Miss M is tiny, 5'1 or so. It is a small Giant of some sort. I like the Breezers a lot and just bought a second one for our winter home in Florida (I'm getting Miss M a Shinola Bixby). I'm loving internal gears.


----------



## commutenow (Sep 26, 2004)

MB1 I just looked up the Bixby bikes and they are beautiful.


----------



## palu (Aug 14, 2008)

commutenow said:


> MB1 I just looked up the Bixby bikes and they are beautiful.


Good gracious, they are beautiful! Bit too much money for me, but they do look nice.


----------



## bigrider (Jun 27, 2002)

What do you like in the city bikes more than a commuting/touring rig? It sounds like your big modification is you are not wearing cycling specific shoes and clothes.

Is the upright position a better fit for urban casual riding? HOw do you feel after 25 miles in that position verses your normal position?


----------



## MB1 (Jan 27, 2004)

bigrider said:


> What do you like in the city bikes more than a commuting/touring rig? It sounds like your big modification is you are not wearing cycling specific shoes and clothes.
> 
> Is the upright position a better fit for urban casual riding? HOw do you feel after 25 miles in that position verses your normal position?


For one thing, kickstands are a huge plus. Really, I am not kidding kickstands are great!

No derailleur is sweet which we already know from riding our fixties so much. Yes, the riding position is very nice if perhaps a bit harder on our hands since there aren't as many hand positions on a flat bar as there are on drop bars.

The longest distance we have ridden our city bikes in a day isn't much over 50 miles with several stops. We felt fine at the end of the day.

One thing we have noticed is how easy it is to stop and start on an upright position bike. On our drop bar bikes with clipless pedals we try hard to never stop moving (which naturally leads to running stoplights) on the flat bar bikes stoping for lights is no problem at all. That is big plus too.

I guess I would have to say that what made us like the bikes so much is that we found them to be so much more user friendly for city riding and errands than our other bikes are.
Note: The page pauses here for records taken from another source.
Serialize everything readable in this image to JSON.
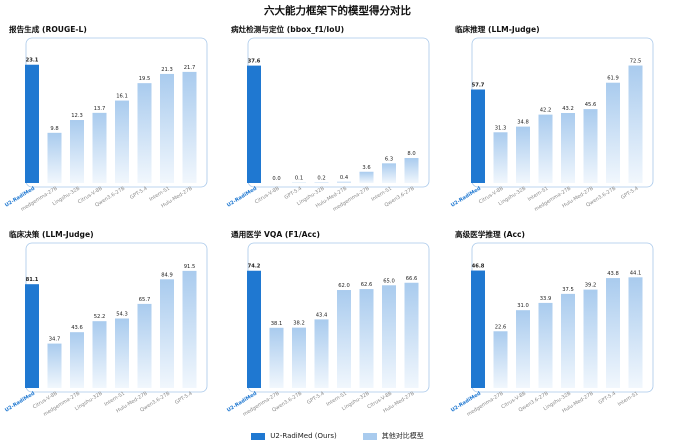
{
  "title": "六大能力框架下的模型得分对比",
  "colors": {
    "ours": "#1f78d1",
    "other_top": "#a9cbee",
    "other_bottom": "#f1f7fd",
    "frame": "#a8c8ea"
  },
  "legend": {
    "ours": "U2-RadiMed (Ours)",
    "other": "其他对比模型"
  },
  "chart_data": [
    {
      "type": "bar",
      "title": "报告生成 (ROUGE-L)",
      "categories": [
        "U2-RadiMed",
        "medgemma-27B",
        "Lingshu-32B",
        "Citrus-V-8B",
        "Qwen3.6-27B",
        "GPT-5.4",
        "Intern-S1",
        "Hulu-Med-27B"
      ],
      "values": [
        23.1,
        9.8,
        12.3,
        13.7,
        16.1,
        19.5,
        21.3,
        21.7
      ],
      "labels": [
        "23.1",
        "9.8",
        "12.3",
        "13.7",
        "16.1",
        "19.5",
        "21.3",
        "21.7"
      ],
      "ylim": [
        0,
        25
      ]
    },
    {
      "type": "bar",
      "title": "病灶检测与定位 (bbox_f1/IoU)",
      "categories": [
        "U2-RadiMed",
        "Citrus-V-8B",
        "GPT-5.4",
        "Lingshu-32B",
        "Hulu-Med-27B",
        "medgemma-27B",
        "Intern-S1",
        "Qwen3.6-27B"
      ],
      "values": [
        37.6,
        0.0,
        0.1,
        0.2,
        0.4,
        3.6,
        6.3,
        8.0
      ],
      "labels": [
        "37.6",
        "0.0",
        "0.1",
        "0.2",
        "0.4",
        "3.6",
        "6.3",
        "8.0"
      ],
      "ylim": [
        0,
        41
      ]
    },
    {
      "type": "bar",
      "title": "临床推理 (LLM-Judge)",
      "categories": [
        "U2-RadiMed",
        "Citrus-V-8B",
        "Lingshu-32B",
        "Intern-S1",
        "medgemma-27B",
        "Hulu-Med-27B",
        "Qwen3.6-27B",
        "GPT-5.4"
      ],
      "values": [
        57.7,
        31.3,
        34.8,
        42.2,
        43.2,
        45.6,
        61.9,
        72.5
      ],
      "labels": [
        "57.7",
        "31.3",
        "34.8",
        "42.2",
        "43.2",
        "45.6",
        "61.9",
        "72.5"
      ],
      "ylim": [
        0,
        79
      ]
    },
    {
      "type": "bar",
      "title": "临床决策 (LLM-Judge)",
      "categories": [
        "U2-RadiMed",
        "Citrus-V-8B",
        "medgemma-27B",
        "Lingshu-32B",
        "Intern-S1",
        "Hulu-Med-27B",
        "Qwen3.6-27B",
        "GPT-5.4"
      ],
      "values": [
        81.1,
        34.7,
        43.6,
        52.2,
        54.3,
        65.7,
        84.9,
        91.5
      ],
      "labels": [
        "81.1",
        "34.7",
        "43.6",
        "52.2",
        "54.3",
        "65.7",
        "84.9",
        "91.5"
      ],
      "ylim": [
        0,
        100
      ]
    },
    {
      "type": "bar",
      "title": "通用医学 VQA (F1/Acc)",
      "categories": [
        "U2-RadiMed",
        "medgemma-27B",
        "Qwen3.6-27B",
        "GPT-5.4",
        "Intern-S1",
        "Lingshu-32B",
        "Citrus-V-8B",
        "Hulu-Med-27B"
      ],
      "values": [
        74.2,
        38.1,
        38.2,
        43.4,
        62.0,
        62.6,
        65.0,
        66.6
      ],
      "labels": [
        "74.2",
        "38.1",
        "38.2",
        "43.4",
        "62.0",
        "62.6",
        "65.0",
        "66.6"
      ],
      "ylim": [
        0,
        81
      ]
    },
    {
      "type": "bar",
      "title": "高级医学推理 (Acc)",
      "categories": [
        "U2-RadiMed",
        "medgemma-27B",
        "Citrus-V-8B",
        "Qwen3.6-27B",
        "Lingshu-32B",
        "Hulu-Med-27B",
        "GPT-5.4",
        "Intern-S1"
      ],
      "values": [
        46.8,
        22.6,
        31.0,
        33.9,
        37.5,
        39.2,
        43.8,
        44.1
      ],
      "labels": [
        "46.8",
        "22.6",
        "31.0",
        "33.9",
        "37.5",
        "39.2",
        "43.8",
        "44.1"
      ],
      "ylim": [
        0,
        51
      ]
    }
  ]
}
BTW did I mention that we got Miss M a new Shinola Bixby? :thumbsup:


----------



## bigrider (Jun 27, 2002)

MB1 said:


> For one thing, kickstands are a huge plus. Really, I am not kidding kickstands are great!
> 
> No derailleur is sweet which we already know from riding our fixties so much. Yes, the riding position is very nice if perhaps a bit harder on our hands since there aren't as many hand positions on a flat bar as there are on drop bars.
> 
> ...


Miss M has the best toys of any woman I know.
The Bixby is a beautiful work of functional art.
It looks like it has a rear der. on it.


----------



## MB1 (Jan 27, 2004)

bigrider said:


> Miss M has the best toys of any woman I know.
> The Bixby is a beautiful work of functional art.
> It looks like it has a rear der. on it.


Internal 3 speed with a disc brake.

A good thing about all her toys is that she uses them.


----------